Peak glucose levels correlated with the PG-AUC most strongly (R 2 = 0.90), and the correlation was independent of glucose tolerance, indicating that the PG-AUC is a good surrogate marker for peak glucose levels. Although the OGTT was used for glucose loading in this study, it is also possible to apply this correlation between PG-AUC and peak glucose levels to daily meals. The American Diabetes Association and International Diabetes Federation guidelines describe the importance of peak postprandial glucose management [15, 16]. However, it is difficult to monitor peak glucose levels after a meal in daily practice, because the peak glucose time is strongly dependent on diet and glucose tolerance. Because the glucose AUC includes the whole postprandial glucose and peak glucose levels, the correlation between the peak glucose levels and glucose AUC was high but not dependent on the peak time, suggesting that peak glucose levels can be predicted by the presented minimally invasive glucose AUC monitoring system without consideration of the timing of measurement.

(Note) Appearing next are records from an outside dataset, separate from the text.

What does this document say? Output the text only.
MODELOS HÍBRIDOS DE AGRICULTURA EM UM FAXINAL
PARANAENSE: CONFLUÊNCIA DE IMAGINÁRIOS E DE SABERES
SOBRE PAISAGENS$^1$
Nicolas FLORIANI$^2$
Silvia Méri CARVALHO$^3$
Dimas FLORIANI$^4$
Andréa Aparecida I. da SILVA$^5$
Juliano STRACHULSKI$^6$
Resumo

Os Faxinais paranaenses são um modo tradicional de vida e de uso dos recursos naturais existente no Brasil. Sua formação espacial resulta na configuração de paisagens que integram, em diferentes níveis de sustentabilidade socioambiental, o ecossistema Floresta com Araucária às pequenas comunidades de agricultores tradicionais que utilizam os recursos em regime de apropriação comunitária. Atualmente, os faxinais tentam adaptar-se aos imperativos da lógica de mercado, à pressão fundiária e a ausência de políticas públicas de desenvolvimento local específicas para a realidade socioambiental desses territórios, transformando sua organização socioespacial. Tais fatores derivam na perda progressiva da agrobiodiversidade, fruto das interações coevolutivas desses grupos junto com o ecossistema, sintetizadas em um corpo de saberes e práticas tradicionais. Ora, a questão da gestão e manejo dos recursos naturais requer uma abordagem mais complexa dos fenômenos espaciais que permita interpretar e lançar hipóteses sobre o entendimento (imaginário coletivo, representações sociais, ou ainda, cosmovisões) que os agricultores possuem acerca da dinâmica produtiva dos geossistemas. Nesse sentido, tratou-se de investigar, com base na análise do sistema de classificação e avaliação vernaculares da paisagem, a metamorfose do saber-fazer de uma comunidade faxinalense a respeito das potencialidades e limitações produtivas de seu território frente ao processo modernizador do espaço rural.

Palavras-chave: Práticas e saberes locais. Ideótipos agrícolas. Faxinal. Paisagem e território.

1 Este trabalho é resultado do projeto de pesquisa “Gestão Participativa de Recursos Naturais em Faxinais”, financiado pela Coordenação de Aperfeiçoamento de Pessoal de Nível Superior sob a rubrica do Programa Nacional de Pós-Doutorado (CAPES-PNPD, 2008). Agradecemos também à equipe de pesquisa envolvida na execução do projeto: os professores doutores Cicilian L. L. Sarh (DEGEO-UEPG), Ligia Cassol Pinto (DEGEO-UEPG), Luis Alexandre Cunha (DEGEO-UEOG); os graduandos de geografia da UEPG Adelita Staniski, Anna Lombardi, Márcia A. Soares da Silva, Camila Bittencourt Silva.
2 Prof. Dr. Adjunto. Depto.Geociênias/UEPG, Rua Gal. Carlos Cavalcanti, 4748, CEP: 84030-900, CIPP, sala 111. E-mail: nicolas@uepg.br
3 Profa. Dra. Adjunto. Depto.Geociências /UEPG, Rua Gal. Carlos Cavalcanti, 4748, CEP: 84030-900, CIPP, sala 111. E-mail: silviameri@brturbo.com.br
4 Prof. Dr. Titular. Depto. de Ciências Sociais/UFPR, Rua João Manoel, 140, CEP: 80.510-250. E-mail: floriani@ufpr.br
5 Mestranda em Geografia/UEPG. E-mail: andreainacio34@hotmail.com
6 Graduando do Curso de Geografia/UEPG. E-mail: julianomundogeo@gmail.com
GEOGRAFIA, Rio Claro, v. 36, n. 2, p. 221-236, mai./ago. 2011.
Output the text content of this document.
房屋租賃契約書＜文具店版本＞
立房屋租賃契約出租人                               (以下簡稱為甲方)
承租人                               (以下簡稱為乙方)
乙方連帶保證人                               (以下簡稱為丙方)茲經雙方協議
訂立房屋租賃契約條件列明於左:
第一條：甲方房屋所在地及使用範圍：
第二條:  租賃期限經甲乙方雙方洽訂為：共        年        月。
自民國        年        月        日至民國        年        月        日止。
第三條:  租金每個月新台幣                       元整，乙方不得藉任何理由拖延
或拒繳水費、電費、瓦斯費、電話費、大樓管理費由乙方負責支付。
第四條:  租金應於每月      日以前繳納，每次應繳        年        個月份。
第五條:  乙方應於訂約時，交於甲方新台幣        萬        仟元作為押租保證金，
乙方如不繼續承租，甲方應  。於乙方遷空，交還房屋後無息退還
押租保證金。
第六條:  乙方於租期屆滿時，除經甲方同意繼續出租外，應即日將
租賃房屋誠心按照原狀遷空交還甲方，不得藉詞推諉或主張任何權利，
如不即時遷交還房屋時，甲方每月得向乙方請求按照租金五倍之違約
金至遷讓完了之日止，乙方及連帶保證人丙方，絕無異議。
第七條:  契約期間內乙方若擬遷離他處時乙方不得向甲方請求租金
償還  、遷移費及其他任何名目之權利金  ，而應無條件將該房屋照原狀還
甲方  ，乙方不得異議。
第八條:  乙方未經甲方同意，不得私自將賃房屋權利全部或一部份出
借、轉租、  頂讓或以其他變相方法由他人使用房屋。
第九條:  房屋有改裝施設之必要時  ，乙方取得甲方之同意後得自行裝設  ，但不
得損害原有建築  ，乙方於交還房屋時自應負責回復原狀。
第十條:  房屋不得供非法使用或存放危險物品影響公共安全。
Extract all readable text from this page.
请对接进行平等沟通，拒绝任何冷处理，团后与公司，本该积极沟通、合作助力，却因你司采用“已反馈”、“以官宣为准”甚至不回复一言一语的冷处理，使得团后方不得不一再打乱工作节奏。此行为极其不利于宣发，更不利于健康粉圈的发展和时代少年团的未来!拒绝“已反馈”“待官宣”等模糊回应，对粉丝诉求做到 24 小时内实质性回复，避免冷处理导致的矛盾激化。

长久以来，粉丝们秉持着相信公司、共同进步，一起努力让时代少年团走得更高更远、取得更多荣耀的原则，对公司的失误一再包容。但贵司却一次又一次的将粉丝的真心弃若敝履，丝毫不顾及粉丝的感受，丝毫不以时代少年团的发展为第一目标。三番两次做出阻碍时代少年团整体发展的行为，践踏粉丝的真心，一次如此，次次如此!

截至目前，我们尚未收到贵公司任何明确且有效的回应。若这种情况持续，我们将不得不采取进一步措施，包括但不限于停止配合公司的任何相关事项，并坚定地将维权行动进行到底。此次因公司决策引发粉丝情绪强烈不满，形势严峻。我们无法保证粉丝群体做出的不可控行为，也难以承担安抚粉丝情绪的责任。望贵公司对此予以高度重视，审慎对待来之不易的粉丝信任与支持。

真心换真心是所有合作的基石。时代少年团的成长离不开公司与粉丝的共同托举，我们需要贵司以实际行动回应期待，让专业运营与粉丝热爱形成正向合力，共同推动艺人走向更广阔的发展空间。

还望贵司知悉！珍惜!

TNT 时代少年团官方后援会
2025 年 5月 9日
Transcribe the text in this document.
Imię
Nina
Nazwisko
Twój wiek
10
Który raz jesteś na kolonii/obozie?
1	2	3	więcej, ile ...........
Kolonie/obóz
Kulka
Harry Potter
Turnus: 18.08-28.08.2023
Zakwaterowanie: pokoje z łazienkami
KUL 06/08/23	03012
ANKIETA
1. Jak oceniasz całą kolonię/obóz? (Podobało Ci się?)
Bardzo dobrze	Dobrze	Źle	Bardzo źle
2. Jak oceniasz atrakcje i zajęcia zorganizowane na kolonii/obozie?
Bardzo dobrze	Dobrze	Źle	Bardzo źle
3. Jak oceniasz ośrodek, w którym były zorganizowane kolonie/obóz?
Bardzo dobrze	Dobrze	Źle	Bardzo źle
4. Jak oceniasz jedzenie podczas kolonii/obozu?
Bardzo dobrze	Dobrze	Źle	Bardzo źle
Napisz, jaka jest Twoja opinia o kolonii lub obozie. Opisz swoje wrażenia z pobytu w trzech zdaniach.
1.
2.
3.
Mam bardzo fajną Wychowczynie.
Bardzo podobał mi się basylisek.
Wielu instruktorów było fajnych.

Moreover, the correlations among the PG-AUC and 1-h PG levels, 2-h PG levels, and FPG levels during the OGTT were examined. Although the PG-AUC correlated strongly with 1-h PG levels, the correlation of diabetes patients seemed to be dissociated from that of the others.

In the present study, the PG-AUC and peak glucose levels were based on glucose data measured 0, 30, 60, and 120 min after glucose loading. A detailed evaluation of the adequacy of this method in future studies would require continuous glucose monitoring to calculate the PG-AUC and detection of peak glucose levels.

Limitations

As already discussed, we consider the weaknesses of this study to be the limited population and number of races in the OGTT data as well as the limited examination of cost-effectiveness. These will be subjects of future investigations.

Conclusion

High screening sensitivity (90 %) and specificity (93 %) were obtained using a glucose AUC cutoff value of 290 mg h/dl according to OGTT data analysis with diagnostic criteria, and the screening rate was improved compared with those obtained using HbA1c, FPG, and 2-h PG levels. From these findings, we propose that the glucose AUC, which reflects the entire glucose excursion, could be useful as an index of glucose tolerance.